I don't know about you all but I never follow recipes to the letter because I love the possibility of happy discoveries, not to mention that I'm never good with following directions anyway. I use recipes more as "guidelines." I like to figure things out on my own which is another reason why I almost never read instruction manuals for electronics or gadgetry.
And 98% of the time, the creation I come up with is really delicious or if it initial doesn't come out the way I like, I can figure out some remedy to fix the dish so that it eventually comes out tasty. It just might end up being a Fraken-dish but if it tastes good and looks good, who cares, no? Okay, unless perhaps you're on Top Chef or Hell's Kitchen but in the real world, it is okay in my book.
Is it you or the recipe?
Now the 2% of the time when I go by a recipe and it turns out to be an utter disaster, I start to wonder if something is wrong or missing in the recipe. I know this makes me sound like I'm some egomaniac who just can't accept that perhaps the problem is moi and my technique, but there is a difference between being a tad off but close, and completely missing the mark.
For example, today I had planned on posting this delicious recipe for Mandarin Orange Cheese Sandesh which you see in the beautiful picture above. The ingredients are simple: low-fat cottage cheese, organic sugar, and mandarin oranges. You mix the sugar and cottage cheese together and then simmer in a saucepan on low for 5 minutes, mash some of the mandarins to stir in with the cheese, and put the other slices on top, and chill for 30 minutes. Simple, and not much room for error, or so I thought. Now, I tried this recipe nearly three times, and each time I didn't even come close to getting that cake-like appearance you see in the picture. I got a dish of soupy cheese, see in this picture. Not even close, and kinda yucky looking.

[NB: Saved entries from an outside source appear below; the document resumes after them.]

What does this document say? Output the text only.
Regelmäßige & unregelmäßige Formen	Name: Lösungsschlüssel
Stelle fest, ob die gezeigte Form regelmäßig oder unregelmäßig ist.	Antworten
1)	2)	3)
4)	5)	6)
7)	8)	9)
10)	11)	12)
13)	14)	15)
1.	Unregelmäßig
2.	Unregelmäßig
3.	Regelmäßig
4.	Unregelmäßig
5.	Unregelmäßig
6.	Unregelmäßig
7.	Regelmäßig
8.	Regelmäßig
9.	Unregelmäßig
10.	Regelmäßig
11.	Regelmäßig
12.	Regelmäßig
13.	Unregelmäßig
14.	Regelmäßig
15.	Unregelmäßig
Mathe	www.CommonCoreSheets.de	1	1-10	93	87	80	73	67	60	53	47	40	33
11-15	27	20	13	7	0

Last time, I even followed the recipe to the letter, and still what I got was orange, cottage cheese soup with icky looking curd that looked nothing like the picture in the cookbook. For chilling, I even experimented and put the dish in the freezer for 2 hours and what I got was an orange, cottage cheese icy and as creative as that sounds, it's just not appetizing. What is the problem? I racked my brain.
Cultural translation of food names
So, then I go to the Internet, and the traditional Indian way of making this dish calls for Paneer cheese which in America is referred to as "cottage cheese" but the two may be similar in taste but they are very different in consistency and that is where the problem was and why I got soup versus cubes. I went to the grocery store and picked up regular old cottage cheese made by Clover.
Paneer is thicker in consistency, has no liquid like US cottage cheese, and almost looks like silky tofu. FXCuisine has a homemade paneer recipe with some beautiful pictures of the cheese, and at the end you can see that it is thick and you can make it cube like so you can make the Mandarin Orange Cheese Sandesh look like the picture in my cookbook.
So, in this case, the error in the cookbook recipe was cultural assumption that the reader would understand that "cottage cheese" meant paneer cheese and not "American store bought regular cottage cheese." Now, is there a way to make this dish using the regular US cottage cheese, perhaps, but I'm not in the mood today to buy a 4th tub of cottage cheese to find out. I did see a version that used dry Jell-O but I'd rather stick to all natural ingredients.
Have you ever experienced recipe confusion like this?